Let’s be more modest and compute for August 22, 2019
Wolfram Alpha says jupiter will be here:
This all gets very hard to triangulate and compare. Across systems, notation, formula and observations. All of this hardness contributes to the problem.
JPL gives us some insight into this hardness in its discussion of planetary ephemeris.
If it’s not obvious what we often mis-categorize as “good prediction” let’s make the point directly: our predictions aren’t getting better, our observations are.
Understanding of orbital mechanics and planetary dynamics of the solar system improve because we have far more course correcting measurement instruments relaying information back. Our models are growing in COMPLEXITY from a constant stream of CORRECTIVE DATA not from improvements in the mathematical or computational orbital mechanical models. In fact, the complexity of models is almost wholly accounted for by the complexity of the instrumentation and relayed data. The “models” are no longer just models of planets and solar system gravity… but a much larger collection of far more bodies in the universe, other effects like magnetic fields, solar winds and all the models of course correcting instruments plus the machine learning and data science methods of the data crunching.
Again, if it’s not obvious that complexity doesn’t come for free (this instrumentation is extremely hard and expensive to keep running and computing) and it isn’t really increasing our ability to reach further into the future with more accuracy. It’s allowing us to course correct for more and more instrumentation in the adjacent possible of the near past and near future.
This is a very hard point to get our heads around.
One exercise that will make this much more clear for all of us. Let’s all build a solar system from the ground up and see if we can mimic the behavior of our own solar system for even a short timespan.
You the reader should now do some homework!
NSTMF has this wonderful gravitational system simulator:
This system allows you to set up as many objects with mass into a space and see how they interact. Attempt to get good at creating systems that exhibit anything even close to our giant star in the middle with 8 or 9 planets and some large moons around some of them. (you can forgo the asteroid belt, etc)
What strategy should you pursue?
- try to perfectly drop in 9–10 objects at the perfect angular momentum and mass and proportion and distance from each other?
- mimic adding the planets in the order we think the solar system made or absorbed them?
- start more simply with just a mass or two and let things go for awhile?
- randomly try anything and everything between those strategies?
Record how many attempts it takes you and how long your solar system remained stable or achieved anything resembling or solar system. Use whatever measures work for you to assess this.
Use this previously linked browser simulator of the solar system to compare your own:
jsOrrery - Solar System Simulator
The available scenarios are in fact collections of numbers that describe celestial bodies and their position. These…

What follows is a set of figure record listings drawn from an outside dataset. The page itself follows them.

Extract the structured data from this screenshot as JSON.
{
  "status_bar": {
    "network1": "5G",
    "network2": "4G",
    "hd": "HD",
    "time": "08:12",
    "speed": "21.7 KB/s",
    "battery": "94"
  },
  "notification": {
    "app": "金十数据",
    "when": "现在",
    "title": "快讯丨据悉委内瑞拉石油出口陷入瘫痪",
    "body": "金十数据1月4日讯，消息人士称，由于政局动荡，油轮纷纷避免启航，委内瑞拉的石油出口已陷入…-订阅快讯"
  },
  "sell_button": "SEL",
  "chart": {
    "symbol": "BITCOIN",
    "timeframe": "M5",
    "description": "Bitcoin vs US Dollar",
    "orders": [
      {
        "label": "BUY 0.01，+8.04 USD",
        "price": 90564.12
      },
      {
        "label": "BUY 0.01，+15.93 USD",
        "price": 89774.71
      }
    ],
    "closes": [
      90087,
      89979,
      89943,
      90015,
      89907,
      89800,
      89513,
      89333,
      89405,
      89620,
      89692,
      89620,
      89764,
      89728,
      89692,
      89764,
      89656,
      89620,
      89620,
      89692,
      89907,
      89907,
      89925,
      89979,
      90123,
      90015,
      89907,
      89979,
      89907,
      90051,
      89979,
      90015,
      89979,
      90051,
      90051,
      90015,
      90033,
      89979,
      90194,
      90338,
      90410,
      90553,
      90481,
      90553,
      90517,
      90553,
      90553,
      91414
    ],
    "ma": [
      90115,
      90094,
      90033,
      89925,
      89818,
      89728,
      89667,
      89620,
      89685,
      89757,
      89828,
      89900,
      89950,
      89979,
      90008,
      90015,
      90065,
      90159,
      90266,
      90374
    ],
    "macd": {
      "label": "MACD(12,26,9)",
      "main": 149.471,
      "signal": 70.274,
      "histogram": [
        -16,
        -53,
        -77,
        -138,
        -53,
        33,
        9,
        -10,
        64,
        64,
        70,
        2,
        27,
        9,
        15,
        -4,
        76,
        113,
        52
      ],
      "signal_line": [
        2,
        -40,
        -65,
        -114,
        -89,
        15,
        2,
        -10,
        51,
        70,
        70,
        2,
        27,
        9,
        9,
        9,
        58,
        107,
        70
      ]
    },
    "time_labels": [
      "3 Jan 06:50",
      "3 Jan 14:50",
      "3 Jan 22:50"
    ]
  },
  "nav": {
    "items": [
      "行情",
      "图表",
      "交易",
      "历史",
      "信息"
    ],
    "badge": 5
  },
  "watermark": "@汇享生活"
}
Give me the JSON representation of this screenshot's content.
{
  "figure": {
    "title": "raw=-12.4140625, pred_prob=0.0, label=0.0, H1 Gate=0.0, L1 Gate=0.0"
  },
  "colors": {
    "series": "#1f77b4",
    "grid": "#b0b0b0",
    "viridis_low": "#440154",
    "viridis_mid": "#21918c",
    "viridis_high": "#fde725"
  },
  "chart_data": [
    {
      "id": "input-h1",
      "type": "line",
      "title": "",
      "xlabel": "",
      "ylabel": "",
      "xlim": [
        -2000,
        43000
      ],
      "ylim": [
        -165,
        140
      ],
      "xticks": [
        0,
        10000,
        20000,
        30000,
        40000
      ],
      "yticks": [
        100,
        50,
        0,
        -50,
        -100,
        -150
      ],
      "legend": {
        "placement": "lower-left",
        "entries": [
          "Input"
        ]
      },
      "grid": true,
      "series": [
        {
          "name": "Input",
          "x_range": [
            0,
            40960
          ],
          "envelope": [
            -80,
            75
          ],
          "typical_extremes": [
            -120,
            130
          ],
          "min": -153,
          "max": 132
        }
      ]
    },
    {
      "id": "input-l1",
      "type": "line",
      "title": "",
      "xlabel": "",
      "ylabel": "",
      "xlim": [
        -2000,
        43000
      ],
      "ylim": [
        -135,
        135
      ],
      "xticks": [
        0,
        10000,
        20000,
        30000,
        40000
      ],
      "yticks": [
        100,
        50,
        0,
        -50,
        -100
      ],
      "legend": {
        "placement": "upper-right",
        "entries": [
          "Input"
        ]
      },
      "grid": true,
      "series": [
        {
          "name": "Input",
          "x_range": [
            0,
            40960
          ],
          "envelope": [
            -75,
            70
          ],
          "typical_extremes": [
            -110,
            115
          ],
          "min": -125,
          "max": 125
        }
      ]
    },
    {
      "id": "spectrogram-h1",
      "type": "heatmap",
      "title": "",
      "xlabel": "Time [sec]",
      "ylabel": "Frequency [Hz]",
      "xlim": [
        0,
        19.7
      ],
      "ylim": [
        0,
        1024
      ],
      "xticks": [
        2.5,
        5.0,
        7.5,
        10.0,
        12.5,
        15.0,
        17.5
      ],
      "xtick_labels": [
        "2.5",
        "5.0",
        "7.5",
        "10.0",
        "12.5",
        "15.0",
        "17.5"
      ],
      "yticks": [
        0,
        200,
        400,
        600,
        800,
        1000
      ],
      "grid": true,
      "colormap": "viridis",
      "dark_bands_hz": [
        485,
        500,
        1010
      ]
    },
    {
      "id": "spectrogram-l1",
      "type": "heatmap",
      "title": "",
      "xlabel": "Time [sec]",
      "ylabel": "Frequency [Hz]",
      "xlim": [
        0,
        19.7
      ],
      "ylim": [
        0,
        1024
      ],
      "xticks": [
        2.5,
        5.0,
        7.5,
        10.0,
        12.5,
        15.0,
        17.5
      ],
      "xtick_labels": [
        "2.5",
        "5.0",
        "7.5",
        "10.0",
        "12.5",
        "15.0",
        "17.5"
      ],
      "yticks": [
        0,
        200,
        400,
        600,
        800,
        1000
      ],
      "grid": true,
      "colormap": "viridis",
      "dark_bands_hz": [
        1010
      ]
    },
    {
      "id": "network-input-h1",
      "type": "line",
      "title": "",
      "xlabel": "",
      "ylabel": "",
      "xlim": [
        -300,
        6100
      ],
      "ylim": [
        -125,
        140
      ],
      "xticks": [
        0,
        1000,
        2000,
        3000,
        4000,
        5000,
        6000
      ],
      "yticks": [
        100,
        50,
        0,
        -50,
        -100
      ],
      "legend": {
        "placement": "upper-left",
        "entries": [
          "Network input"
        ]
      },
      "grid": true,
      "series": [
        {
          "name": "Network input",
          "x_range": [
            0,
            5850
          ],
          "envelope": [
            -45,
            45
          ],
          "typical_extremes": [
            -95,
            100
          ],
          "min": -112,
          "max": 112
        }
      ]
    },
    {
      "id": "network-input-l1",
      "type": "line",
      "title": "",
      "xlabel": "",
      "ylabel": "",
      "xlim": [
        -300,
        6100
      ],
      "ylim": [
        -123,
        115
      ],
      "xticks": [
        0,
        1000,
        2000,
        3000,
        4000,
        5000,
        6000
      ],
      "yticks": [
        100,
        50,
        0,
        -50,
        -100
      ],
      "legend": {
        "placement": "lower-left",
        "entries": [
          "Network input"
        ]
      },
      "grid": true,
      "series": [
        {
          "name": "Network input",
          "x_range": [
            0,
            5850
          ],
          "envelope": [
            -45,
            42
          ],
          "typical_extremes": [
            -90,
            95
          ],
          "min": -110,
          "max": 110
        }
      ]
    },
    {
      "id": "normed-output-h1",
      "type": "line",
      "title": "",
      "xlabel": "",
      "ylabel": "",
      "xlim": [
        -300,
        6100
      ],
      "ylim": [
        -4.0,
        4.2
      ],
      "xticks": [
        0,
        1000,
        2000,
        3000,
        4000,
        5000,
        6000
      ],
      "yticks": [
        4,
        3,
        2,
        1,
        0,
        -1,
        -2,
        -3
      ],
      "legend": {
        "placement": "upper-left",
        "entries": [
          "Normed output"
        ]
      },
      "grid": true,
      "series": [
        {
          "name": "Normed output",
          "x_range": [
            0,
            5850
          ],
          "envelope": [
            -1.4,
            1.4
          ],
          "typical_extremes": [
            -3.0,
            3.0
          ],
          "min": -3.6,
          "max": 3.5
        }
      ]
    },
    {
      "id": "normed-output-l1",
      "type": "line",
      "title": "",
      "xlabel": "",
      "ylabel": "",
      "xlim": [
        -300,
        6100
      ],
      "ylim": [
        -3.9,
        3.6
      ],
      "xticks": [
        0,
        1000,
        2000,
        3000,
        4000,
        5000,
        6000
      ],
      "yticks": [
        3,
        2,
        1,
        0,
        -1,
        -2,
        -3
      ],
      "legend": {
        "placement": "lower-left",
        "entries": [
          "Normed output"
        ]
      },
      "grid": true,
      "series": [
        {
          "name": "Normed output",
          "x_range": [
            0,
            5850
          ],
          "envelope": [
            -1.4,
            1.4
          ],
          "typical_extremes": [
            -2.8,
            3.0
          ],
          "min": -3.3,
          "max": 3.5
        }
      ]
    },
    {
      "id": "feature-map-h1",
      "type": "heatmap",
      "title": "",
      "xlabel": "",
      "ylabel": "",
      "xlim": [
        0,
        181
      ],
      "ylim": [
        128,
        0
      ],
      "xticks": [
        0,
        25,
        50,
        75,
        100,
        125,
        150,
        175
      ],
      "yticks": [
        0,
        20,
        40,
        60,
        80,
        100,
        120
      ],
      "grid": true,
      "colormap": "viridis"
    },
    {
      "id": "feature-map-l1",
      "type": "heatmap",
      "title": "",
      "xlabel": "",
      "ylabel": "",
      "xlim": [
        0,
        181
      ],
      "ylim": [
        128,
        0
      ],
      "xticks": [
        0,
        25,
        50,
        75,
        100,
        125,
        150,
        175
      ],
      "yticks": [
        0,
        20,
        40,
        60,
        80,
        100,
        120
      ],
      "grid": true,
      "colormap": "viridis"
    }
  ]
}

It is very unlikely you will be able to simulate the solar system for even a brief moment. It is exceedingly unlikely you will create a system that remains stable like the simulators of our meticulously initiated and calculated systems from Wolfram or JPL.
Why is that?
Is the problem the simulators? and what aspect of the simulators? is it the parameters you put into your own simulator? is it the code running the simulators and not just the “math” but something else? are their bugs? Are there unknown assumptions that need to be known?
Do you think there is any possibility for getting accurate predictions of the solar system or any given body in the solar system 100 years? 5000 years? what would accurate predictions be in terms of position, distance, speed?
Finally, if our best math, 100,000 physicists brains, and trillions of dollars of observations cannot predict Jupiter’s position 600 years into future better than what has shown above why are so many of us convinced prediction is a generally possible thing?
And most generally: what is prediction? and What makes something “predictable?”